Por Inés Saavedra / @inessaavedra
El clima y las concepciones ideológicas determinan nuestro espectro culinario, pero eso no limita nuestra curiosidad por conocer y disfrutar de la alimentación de otros pueblos.
El mundo está cambiando rápidamente, hemos visto cómo se mueven las divisiones políticas dando lugar a países nuevos. Vivimos en un mundo aparentemente lleno de límites, conceptos como nacionalidad o frontera se han vuelto parte de nuestra cotidianidad. Pero, ¿existen fronteras para la gastronomía?

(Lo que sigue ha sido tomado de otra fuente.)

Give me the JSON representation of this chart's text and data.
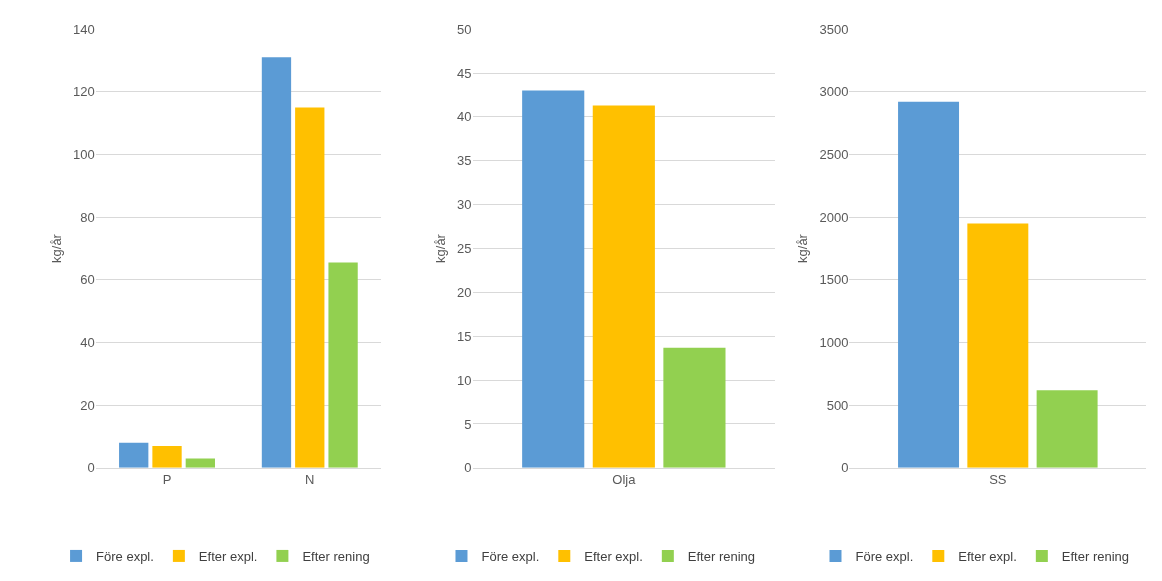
{
  "chart_data": [
    {
      "type": "bar",
      "ylabel": "kg/år",
      "categories": [
        "P",
        "N"
      ],
      "ylim": [
        0,
        140
      ],
      "yticks": [
        0,
        20,
        40,
        60,
        80,
        100,
        120,
        140
      ],
      "grid": "y",
      "legend": "bottom",
      "series": [
        {
          "name": "Före expl.",
          "color": "#5b9bd5",
          "values": [
            8,
            131
          ]
        },
        {
          "name": "Efter expl.",
          "color": "#ffc000",
          "values": [
            7,
            115
          ]
        },
        {
          "name": "Efter rening",
          "color": "#92d050",
          "values": [
            3,
            65.5
          ]
        }
      ]
    },
    {
      "type": "bar",
      "ylabel": "kg/år",
      "categories": [
        "Olja"
      ],
      "ylim": [
        0,
        50
      ],
      "yticks": [
        0,
        5,
        10,
        15,
        20,
        25,
        30,
        35,
        40,
        45,
        50
      ],
      "grid": "y",
      "legend": "bottom",
      "series": [
        {
          "name": "Före expl.",
          "color": "#5b9bd5",
          "values": [
            43
          ]
        },
        {
          "name": "Efter expl.",
          "color": "#ffc000",
          "values": [
            41.3
          ]
        },
        {
          "name": "Efter rening",
          "color": "#92d050",
          "values": [
            13.7
          ]
        }
      ]
    },
    {
      "type": "bar",
      "ylabel": "kg/år",
      "categories": [
        "SS"
      ],
      "ylim": [
        0,
        3500
      ],
      "yticks": [
        0,
        500,
        1000,
        1500,
        2000,
        2500,
        3000,
        3500
      ],
      "grid": "y",
      "legend": "bottom",
      "series": [
        {
          "name": "Före expl.",
          "color": "#5b9bd5",
          "values": [
            2920
          ]
        },
        {
          "name": "Efter expl.",
          "color": "#ffc000",
          "values": [
            1950
          ]
        },
        {
          "name": "Efter rening",
          "color": "#92d050",
          "values": [
            620
          ]
        }
      ]
    }
  ]
}
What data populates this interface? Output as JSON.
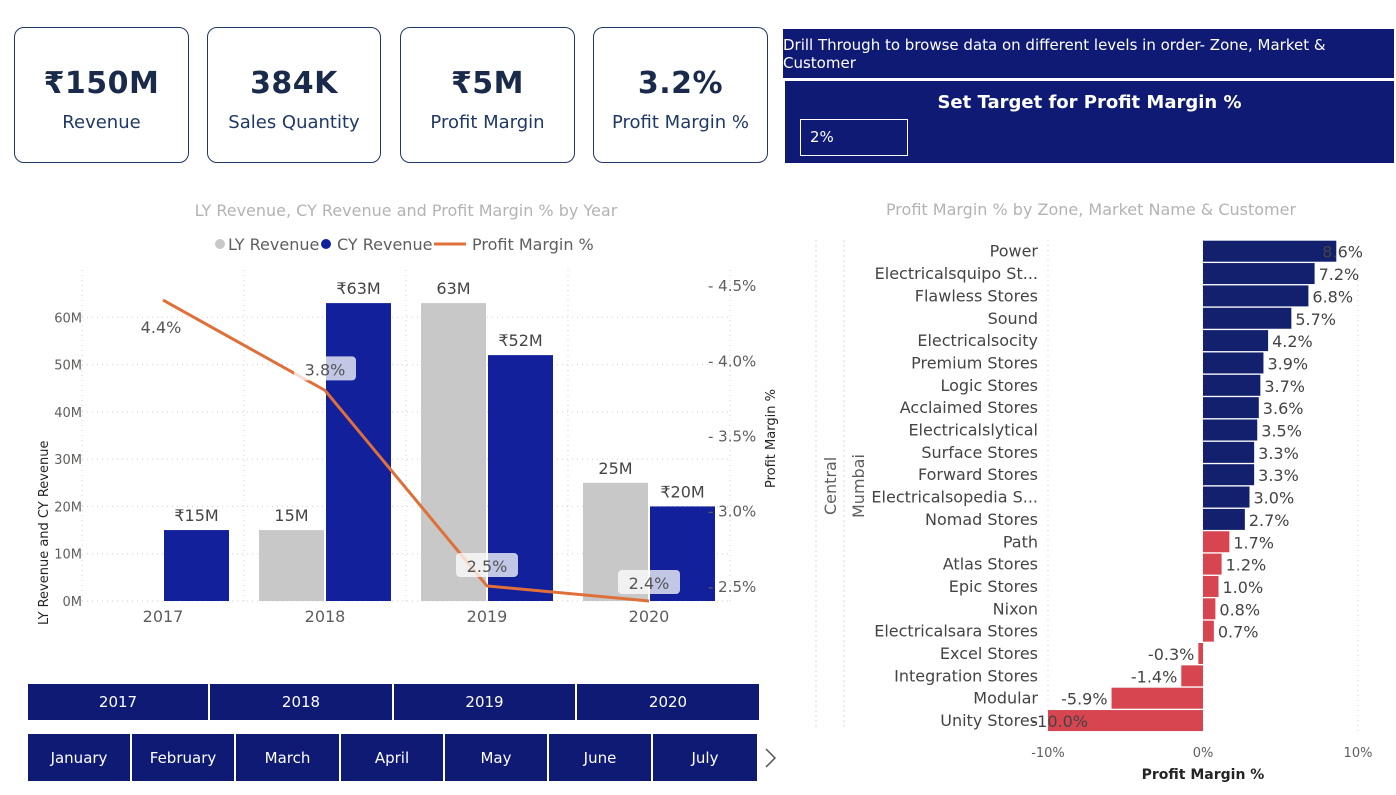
{
  "kpis": [
    {
      "value": "₹150M",
      "label": "Revenue"
    },
    {
      "value": "384K",
      "label": "Sales Quantity"
    },
    {
      "value": "₹5M",
      "label": "Profit Margin"
    },
    {
      "value": "3.2%",
      "label": "Profit Margin %"
    }
  ],
  "drill_text": "Drill Through to browse data on different levels in order- Zone, Market & Customer",
  "target": {
    "title": "Set Target for Profit Margin %",
    "value": "2%"
  },
  "year_slicer": [
    "2017",
    "2018",
    "2019",
    "2020"
  ],
  "month_slicer": [
    "January",
    "February",
    "March",
    "April",
    "May",
    "June",
    "July"
  ],
  "colors": {
    "ly": "#c8c8c8",
    "cy": "#12209c",
    "line": "#e0703a",
    "positive": "#12206e",
    "negative": "#d64550",
    "panel": "#0f1a75"
  },
  "chart_data": [
    {
      "type": "bar",
      "title": "LY Revenue, CY Revenue and Profit Margin % by Year",
      "legend_position": "top",
      "categories": [
        "2017",
        "2018",
        "2019",
        "2020"
      ],
      "series": [
        {
          "name": "LY Revenue",
          "type": "bar",
          "values": [
            0,
            15,
            63,
            25
          ],
          "labels": [
            "",
            "15M",
            "63M",
            "25M"
          ]
        },
        {
          "name": "CY Revenue",
          "type": "bar",
          "values": [
            15,
            63,
            52,
            20
          ],
          "labels": [
            "₹15M",
            "₹63M",
            "₹52M",
            "₹20M"
          ]
        },
        {
          "name": "Profit Margin %",
          "type": "line",
          "axis": "right",
          "values": [
            4.4,
            3.8,
            2.5,
            2.4
          ],
          "labels": [
            "4.4%",
            "3.8%",
            "2.5%",
            "2.4%"
          ]
        }
      ],
      "ylabel": "LY Revenue and CY Revenue",
      "y2label": "Profit Margin %",
      "ylim": [
        0,
        70
      ],
      "y_ticks": [
        0,
        10,
        20,
        30,
        40,
        50,
        60
      ],
      "y_tick_labels": [
        "0M",
        "10M",
        "20M",
        "30M",
        "40M",
        "50M",
        "60M"
      ],
      "y2lim": [
        2.4,
        4.6
      ],
      "y2_ticks": [
        2.5,
        3.0,
        3.5,
        4.0,
        4.5
      ],
      "y2_tick_labels": [
        "2.5%",
        "3.0%",
        "3.5%",
        "4.0%",
        "4.5%"
      ],
      "grid": true
    },
    {
      "type": "bar",
      "orientation": "horizontal",
      "title": "Profit Margin % by Zone, Market Name & Customer",
      "zone": "Central",
      "market": "Mumbai",
      "categories": [
        "Power",
        "Electricalsquipo St...",
        "Flawless Stores",
        "Sound",
        "Electricalsocity",
        "Premium Stores",
        "Logic Stores",
        "Acclaimed Stores",
        "Electricalslytical",
        "Surface Stores",
        "Forward Stores",
        "Electricalsopedia S...",
        "Nomad Stores",
        "Path",
        "Atlas Stores",
        "Epic Stores",
        "Nixon",
        "Electricalsara Stores",
        "Excel Stores",
        "Integration Stores",
        "Modular",
        "Unity Stores"
      ],
      "values": [
        8.6,
        7.2,
        6.8,
        5.7,
        4.2,
        3.9,
        3.7,
        3.6,
        3.5,
        3.3,
        3.3,
        3.0,
        2.7,
        1.7,
        1.2,
        1.0,
        0.8,
        0.7,
        -0.3,
        -1.4,
        -5.9,
        -10.0
      ],
      "labels": [
        "8.6%",
        "7.2%",
        "6.8%",
        "5.7%",
        "4.2%",
        "3.9%",
        "3.7%",
        "3.6%",
        "3.5%",
        "3.3%",
        "3.3%",
        "3.0%",
        "2.7%",
        "1.7%",
        "1.2%",
        "1.0%",
        "0.8%",
        "0.7%",
        "-0.3%",
        "-1.4%",
        "-5.9%",
        "-10.0%"
      ],
      "xlabel": "Profit Margin %",
      "xlim": [
        -10,
        10
      ],
      "x_ticks": [
        -10,
        0,
        10
      ],
      "x_tick_labels": [
        "-10%",
        "0%",
        "10%"
      ],
      "target": 2
    }
  ]
}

Las fronteras son artificios, una mezcla entre los límites geográficos establecidos por la naturaleza y los límites políticos establecidos por la sociedad. Pero los sabores son capaces de vencerlos. A pesar de la política, las distancias o las guerras, los ingredientes de diferentes culturas son capaces de convivir armónicamente en un mismo platillo.
Observemos la trayectoria de algunos ingredientes que le han dado la vuelta al mundo, como el café, el té o la vainilla. Éstos han viajado y se han reinventado para adaptarse y quedarse en el gusto de la gente, volviéndose universales.
La cocina se enriquece por el intercambio, nada es puro, todo se fusiona. El plato servido en nuestra mesa es la consecuencia de intercambios, de afortunados fracasos y de ideas que hemos recibido como herencia de muchas generaciones. Construimos recuerdos a partir de sabores y olores que conocimos en la infancia o que probamos en algún viaje. La comida está llena de nostalgia, viajamos con las maletas llenas de especias y condimentos para reconstruir nuestras cocinas en lugares nuevos y compartir un poco de nuestra cultura en una mesa lejana.
No todo está dicho, la cocina no está acabada, se sigue construyendo y nos permite enfrentarnos a los cambios, nos anima a seguir creando, a experimentar para mejorar la alimentación del ser humano en un universo creativo que está en constante expansión.